Degree (number of edges per node)
The Betweenness Centrality quantifies the importance of a node. It indicates how many shortest paths between any couple of nodes in the graphs pass through a node.
The Closeness Centrality indicates the accessibility of a node. It is a measure of the average shortest distance from a node to all other nodes.
2.3. Additional Features
By clicking on nodes or edges in the colour legend all unselected edge/node types will turn grey in the network. Multiple selection by holding ctrl while selecting is possible. To restore all colours simply click on a non-populated spot inside the colour legend area.
The size legend will be scaled according to the network zoom (i.e. re-scaled every time the network is zoomed in or out). For better readibility it is also possible to zoom the size legend individually.
Zooming via mouse scroll and moving nodes with the cursor is supported for both the network and legend elements.
Additional information can be viewed by hovering over edges and nodes.
The current network view can also be downloaded as a pdf file.
Choose the desired files to download
3.1 Network related files
The network can be downloaded as .html file or as .graphml.
The standalone html file can be opened in a browser (locally) and resembles the analysis page with all interactive functions.
Graphml is a general graph storage format. It can be used to import the network into graph tools like Cytoscape in order to generate publication ready plots.
By downloading colour and size legend data the same tools can also be used to create the corresponding legends in a suitable format.
To show the lipid class connections used in your session you can download the corresponding graph as a png image or as a graphml file.

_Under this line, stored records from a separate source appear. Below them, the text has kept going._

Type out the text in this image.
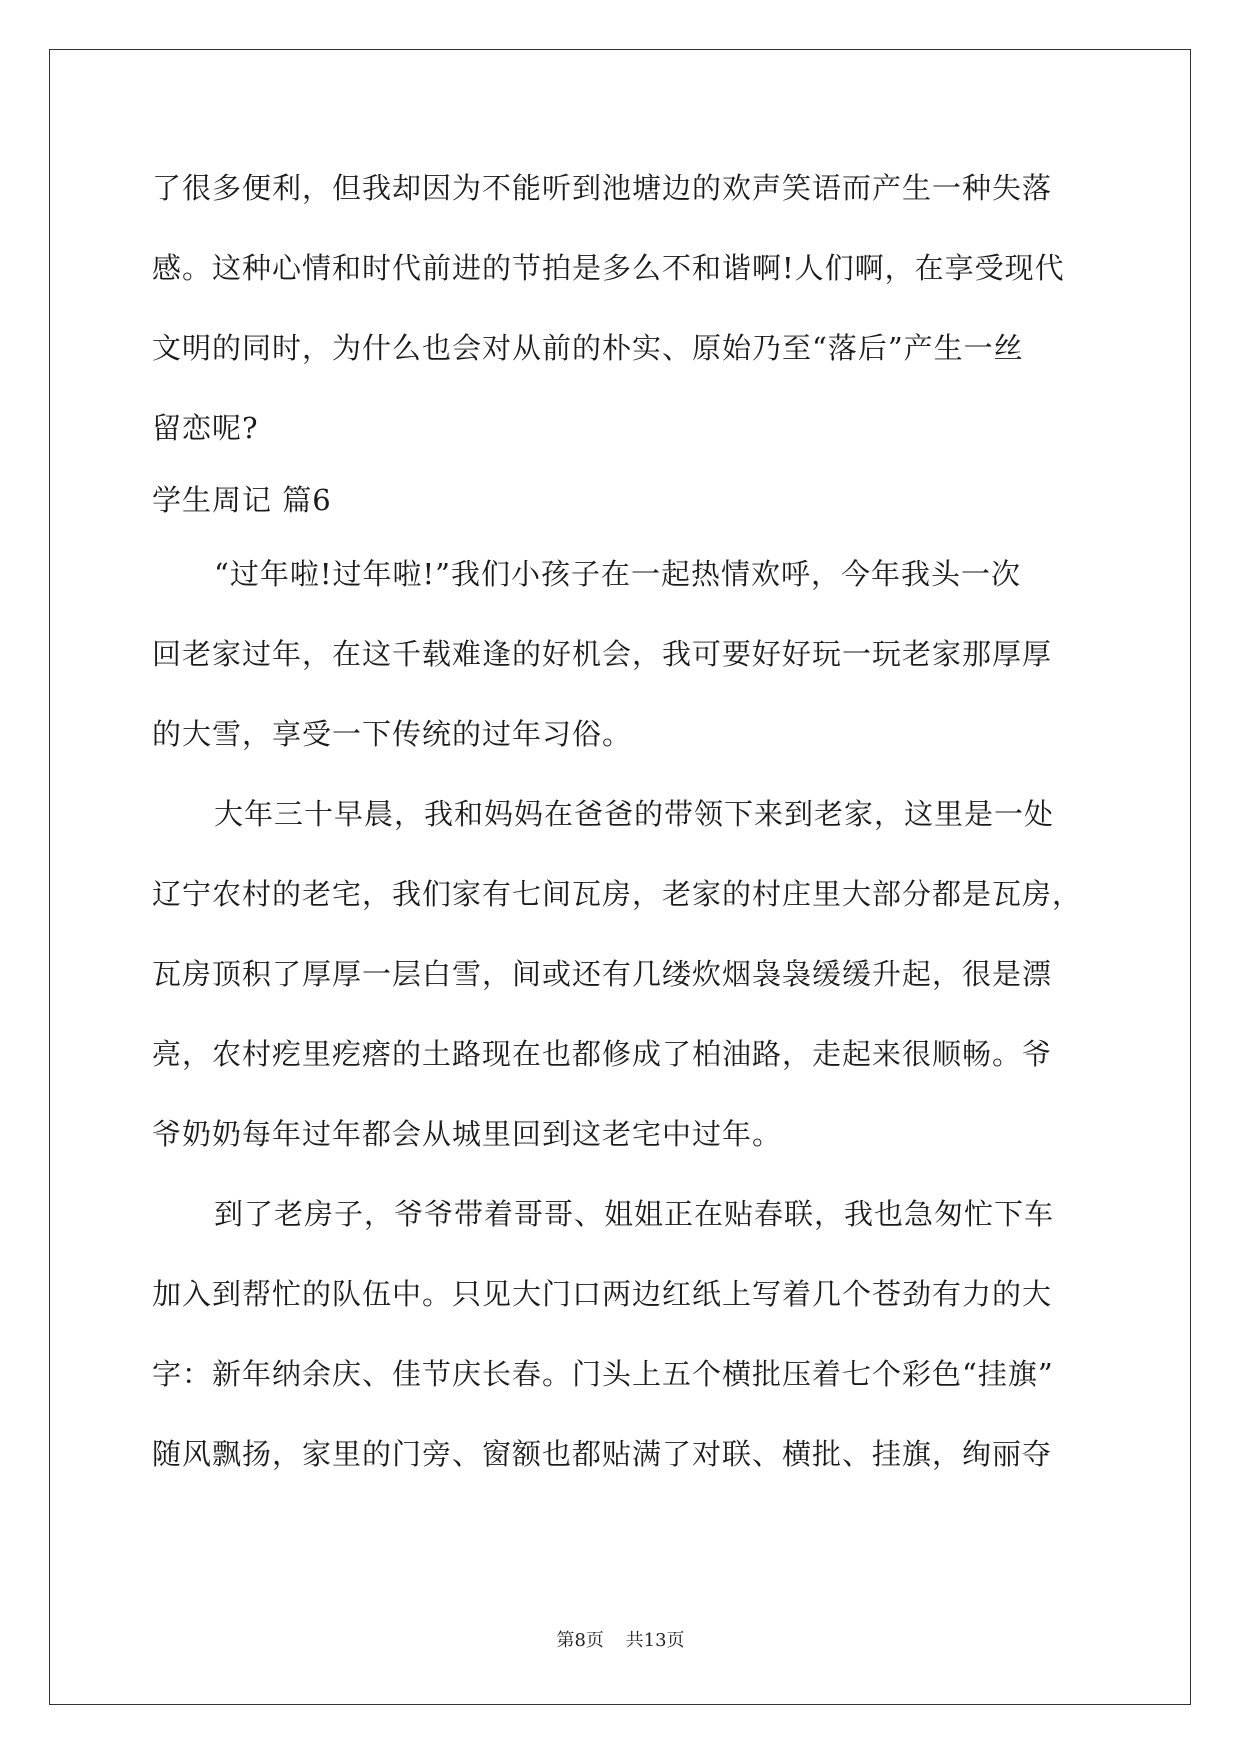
了很多便利，但我却因为不能听到池塘边的欢声笑语而产生一种失落

感。这种心情和时代前进的节拍是多么不和谐啊!人们啊，在享受现代

文明的同时，为什么也会对从前的朴实、原始乃至“落后”产生一丝

留恋呢?

学生周记 篇6

“过年啦!过年啦!”我们小孩子在一起热情欢呼，今年我头一次

回老家过年，在这千载难逢的好机会，我可要好好玩一玩老家那厚厚

的大雪，享受一下传统的过年习俗。

大年三十早晨，我和妈妈在爸爸的带领下来到老家，这里是一处

辽宁农村的老宅，我们家有七间瓦房，老家的村庄里大部分都是瓦房，

瓦房顶积了厚厚一层白雪，间或还有几缕炊烟袅袅缓缓升起，很是漂

亮，农村疙里疙瘩的土路现在也都修成了柏油路，走起来很顺畅。爷

爷奶奶每年过年都会从城里回到这老宅中过年。

到了老房子，爷爷带着哥哥、姐姐正在贴春联，我也急匆忙下车

加入到帮忙的队伍中。只见大门口两边红纸上写着几个苍劲有力的大

字：新年纳余庆、佳节庆长春。门头上五个横批压着七个彩色“挂旗”

随风飘扬，家里的门旁、窗额也都贴满了对联、横批、挂旗，绚丽夺

第8页 共13页
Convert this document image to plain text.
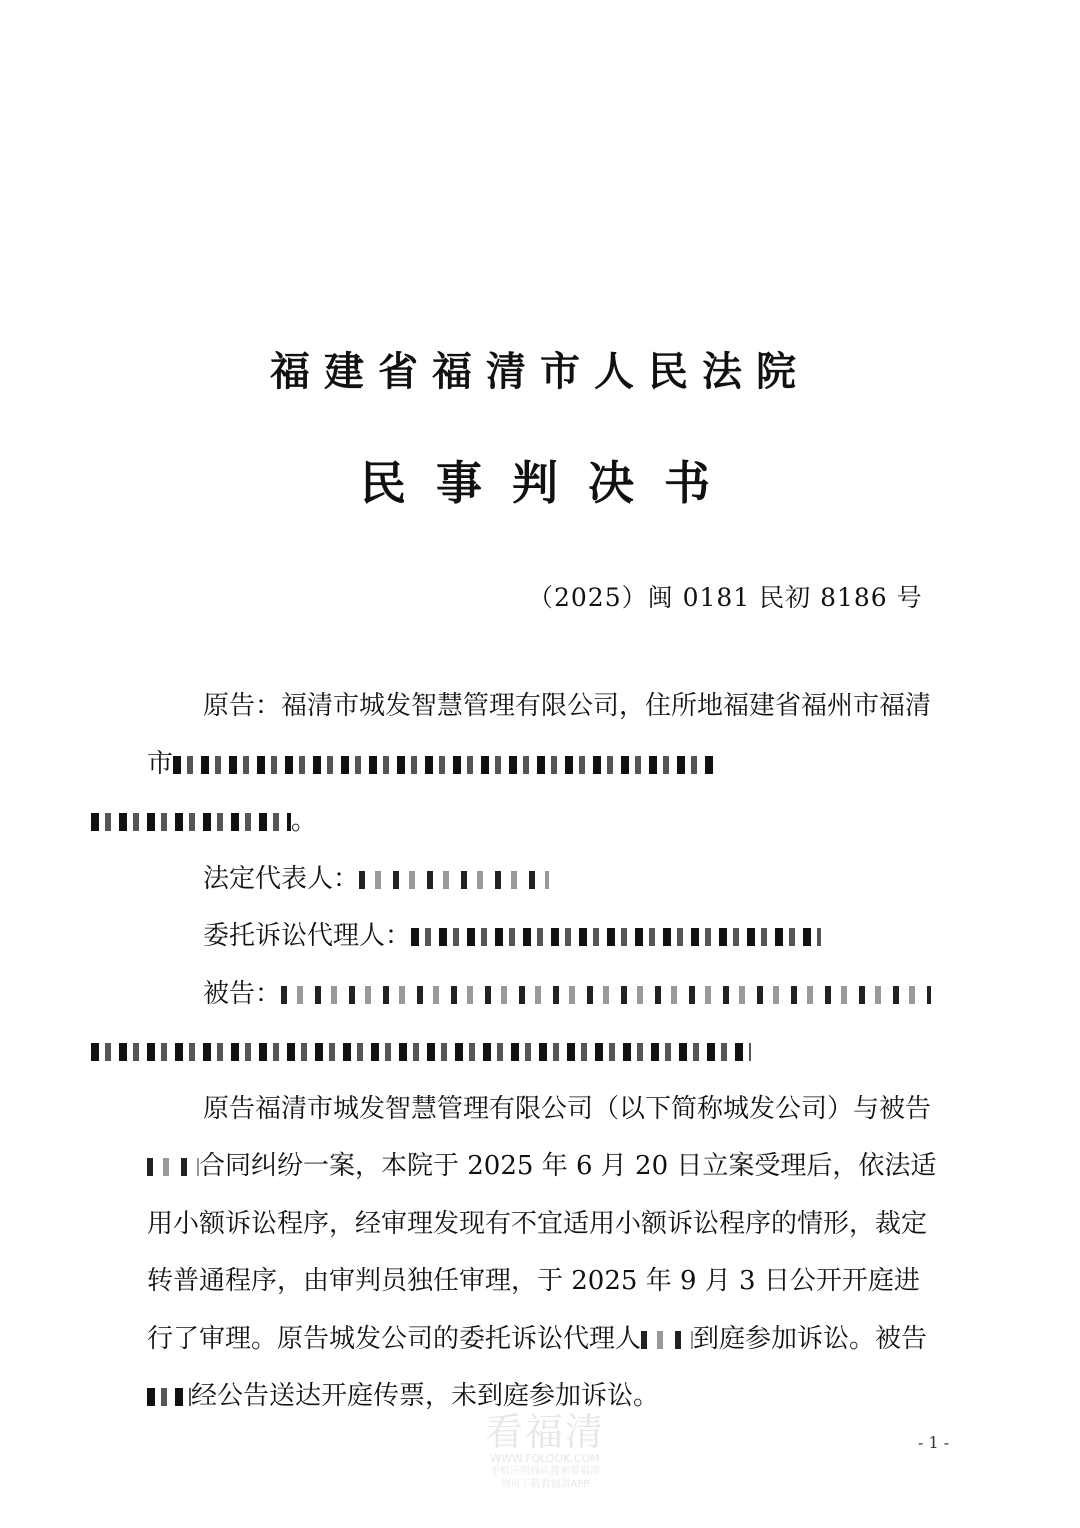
福建省福清市人民法院
民事判决书
（2025）闽 0181 民初 8186 号

原告：福清市城发智慧管理有限公司，住所地福建省福州市福清市
。

法定代表人：

委托诉讼代理人：

被告：

原告福清市城发智慧管理有限公司（以下简称城发公司）与被告合同纠纷一案，本院于 2025 年 6 月 20 日立案受理后，依法适用小额诉讼程序，经审理发现有不宜适用小额诉讼程序的情形，裁定转普通程序，由审判员独任审理，于 2025 年 9 月 3 日公开开庭进行了审理。原告城发公司的委托诉讼代理人 到庭参加诉讼。被告经公告送达开庭传票，未到庭参加诉讼。

看福清
WWW.FQLOOK.COM
手机应用商店搜索看福清
均可下载看福清APP
- 1 -
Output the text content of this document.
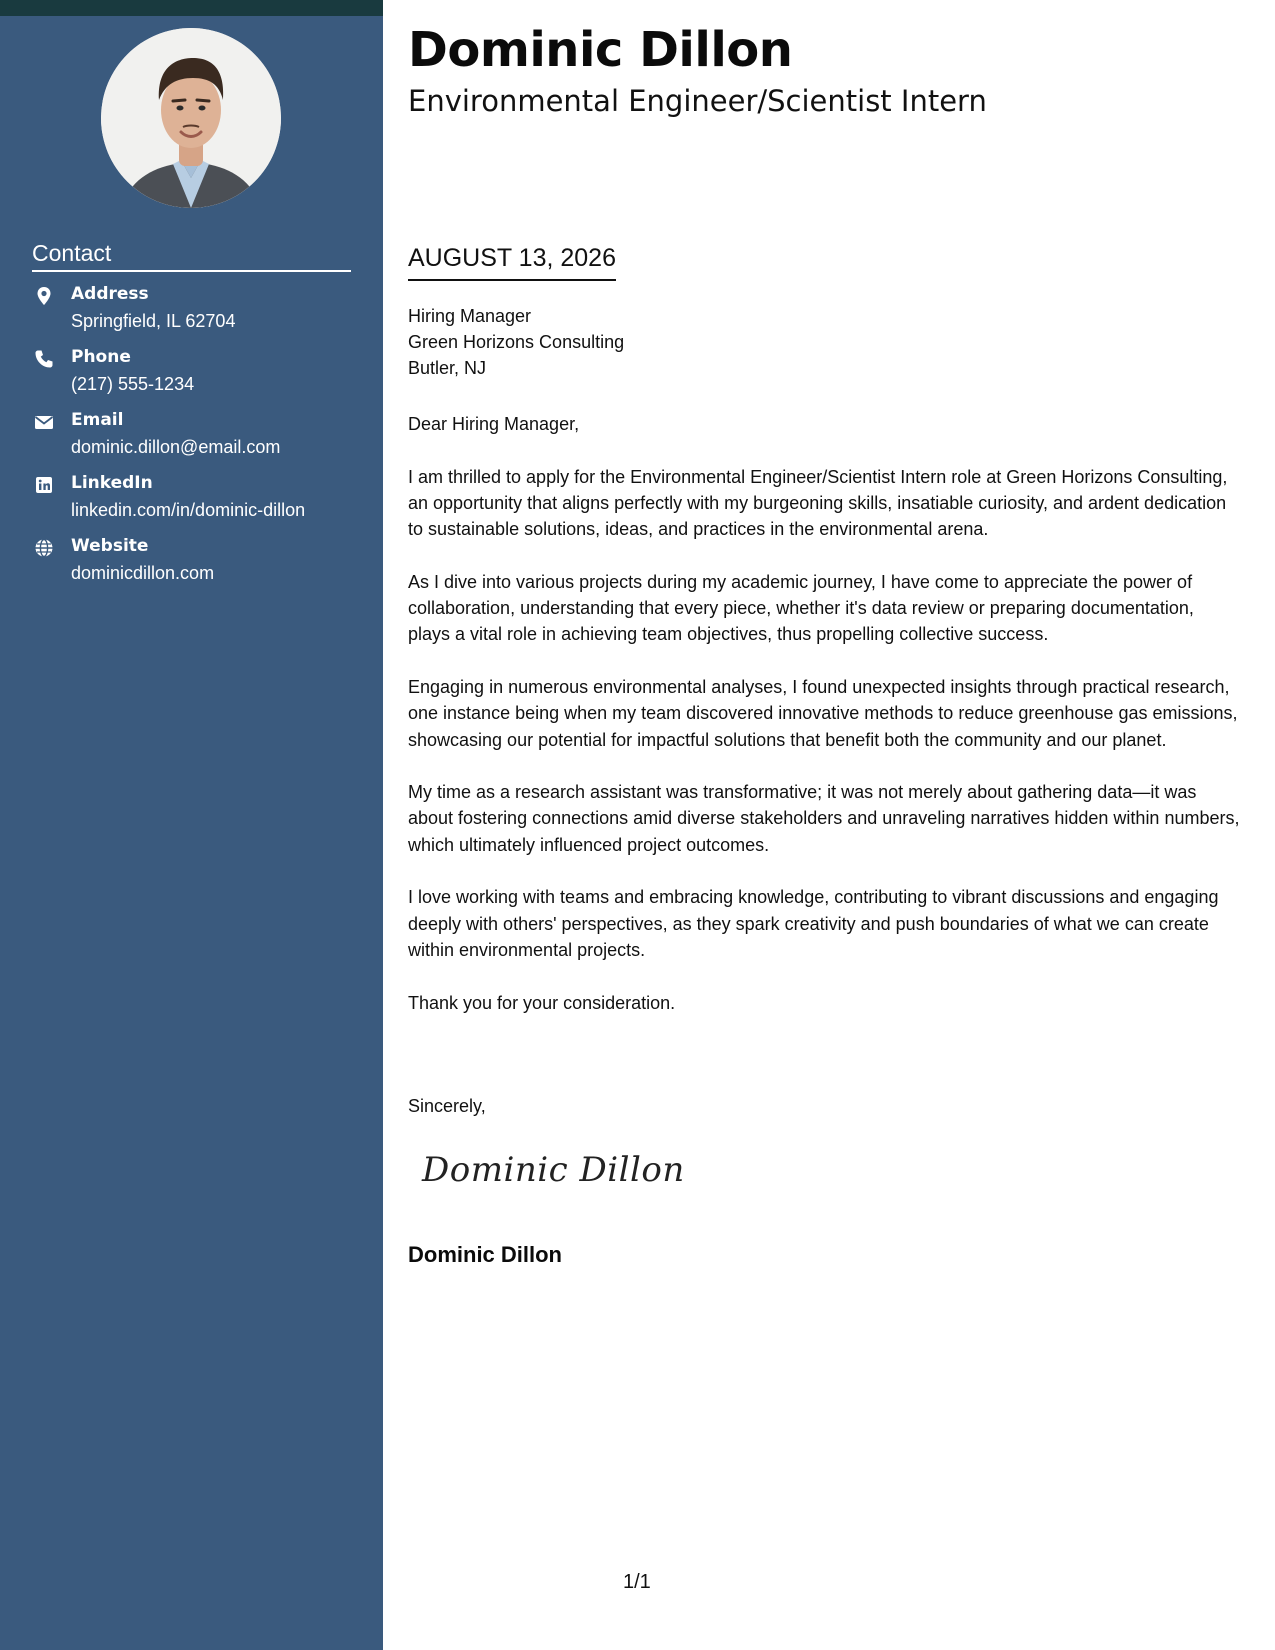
Contact
Address
Springfield, IL 62704
Phone
(217) 555-1234
Email
dominic.dillon@email.com
LinkedIn
linkedin.com/in/dominic-dillon
Website
dominicdillon.com
Dominic Dillon
Environmental Engineer/Scientist Intern
AUGUST 13, 2026
Hiring Manager
Green Horizons Consulting
Butler, NJ

Dear Hiring Manager,

I am thrilled to apply for the Environmental Engineer/Scientist Intern role at Green Horizons Consulting, an opportunity that aligns perfectly with my burgeoning skills, insatiable curiosity, and ardent dedication to sustainable solutions, ideas, and practices in the environmental arena.

As I dive into various projects during my academic journey, I have come to appreciate the power of collaboration, understanding that every piece, whether it's data review or preparing documentation, plays a vital role in achieving team objectives, thus propelling collective success.

Engaging in numerous environmental analyses, I found unexpected insights through practical research, one instance being when my team discovered innovative methods to reduce greenhouse gas emissions, showcasing our potential for impactful solutions that benefit both the community and our planet.

My time as a research assistant was transformative; it was not merely about gathering data—it was about fostering connections amid diverse stakeholders and unraveling narratives hidden within numbers, which ultimately influenced project outcomes.

I love working with teams and embracing knowledge, contributing to vibrant discussions and engaging deeply with others' perspectives, as they spark creativity and push boundaries of what we can create within environmental projects.

Thank you for your consideration.

Sincerely,
Dominic Dillon
Dominic Dillon
1/1
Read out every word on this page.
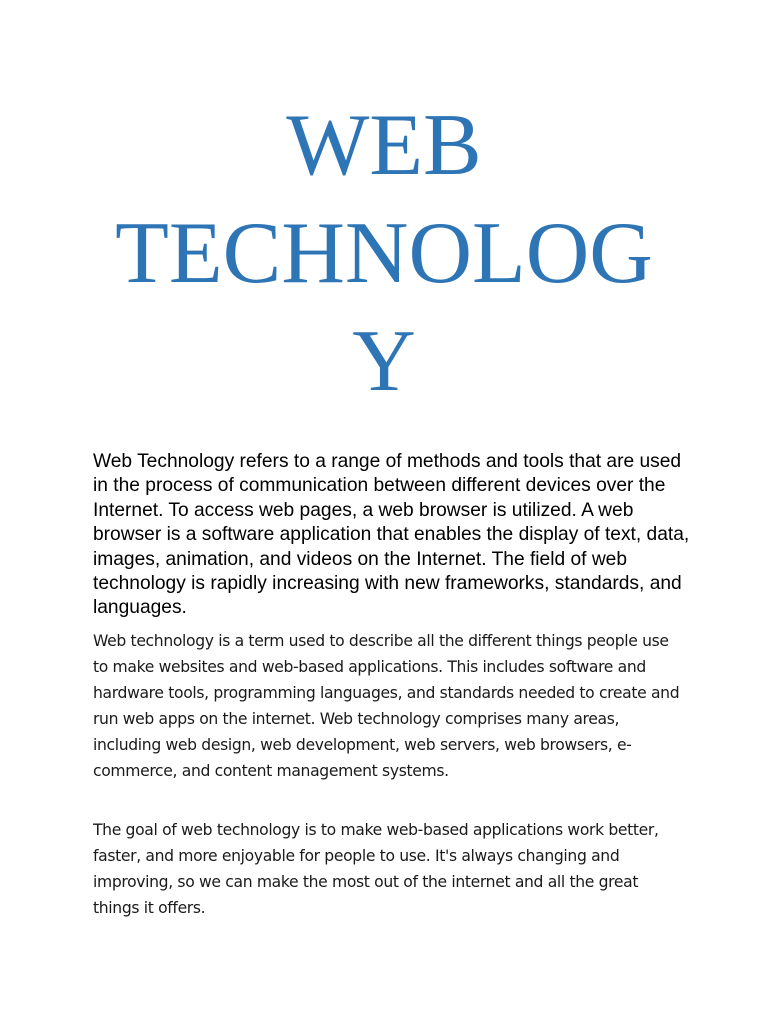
WEB
TECHNOLOG
Y

Web Technology refers to a range of methods and tools that are used in the process of communication between different devices over the Internet. To access web pages, a web browser is utilized. A web browser is a software application that enables the display of text, data, images, animation, and videos on the Internet. The field of web technology is rapidly increasing with new frameworks, standards, and languages.

Web technology is a term used to describe all the different things people use to make websites and web-based applications. This includes software and hardware tools, programming languages, and standards needed to create and run web apps on the internet. Web technology comprises many areas, including web design, web development, web servers, web browsers, e-commerce, and content management systems.

The goal of web technology is to make web-based applications work better, faster, and more enjoyable for people to use. It's always changing and improving, so we can make the most out of the internet and all the great things it offers.
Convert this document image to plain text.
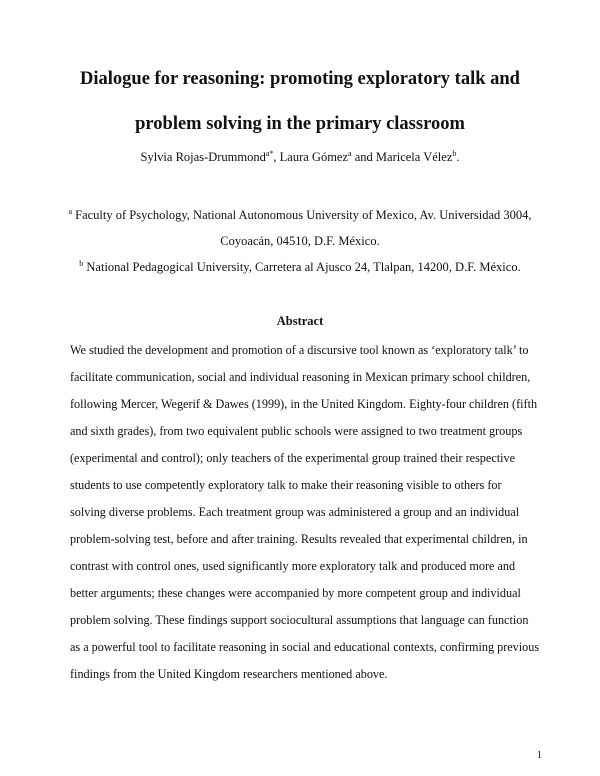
Dialogue for reasoning: promoting exploratory talk and
problem solving in the primary classroom
Sylvia Rojas-Drummond$^{a*}$, Laura Gómez$^a$ and Maricela Vélez$^b$.
$^a$ Faculty of Psychology, National Autonomous University of Mexico, Av. Universidad 3004,
Coyoacán, 04510, D.F. México.
$^b$ National Pedagogical University, Carretera al Ajusco 24, Tlalpan, 14200, D.F. México.
Abstract

We studied the development and promotion of a discursive tool known as ‘exploratory talk’ to facilitate communication, social and individual reasoning in Mexican primary school children, following Mercer, Wegerif & Dawes (1999), in the United Kingdom. Eighty-four children (fifth and sixth grades), from two equivalent public schools were assigned to two treatment groups (experimental and control); only teachers of the experimental group trained their respective students to use competently exploratory talk to make their reasoning visible to others for solving diverse problems. Each treatment group was administered a group and an individual problem-solving test, before and after training. Results revealed that experimental children, in contrast with control ones, used significantly more exploratory talk and produced more and better arguments; these changes were accompanied by more competent group and individual problem solving. These findings support sociocultural assumptions that language can function as a powerful tool to facilitate reasoning in social and educational contexts, confirming previous findings from the United Kingdom researchers mentioned above.

1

3.2 LipidLynxX related files
LipidLynxX Converted Data along with a list of incorrectly annotated species names can only be downloaded if the conversion options was checked on the upload page.
3.3 Statistical Metrics
All computed statistics (as defined on the upload page) can be downloaded as csv files. If sample groups were given one file for each group (or comparison) will be provided.
For (partial) correlations the full correlation matrix is returned, thus also including values for lipid pairs with no (direct) connection in the network.
4. Delete Data
Data is saved on the server for 100 minutes after upload and will automatically be deleted afterwards, but it can be deleted manually here as well.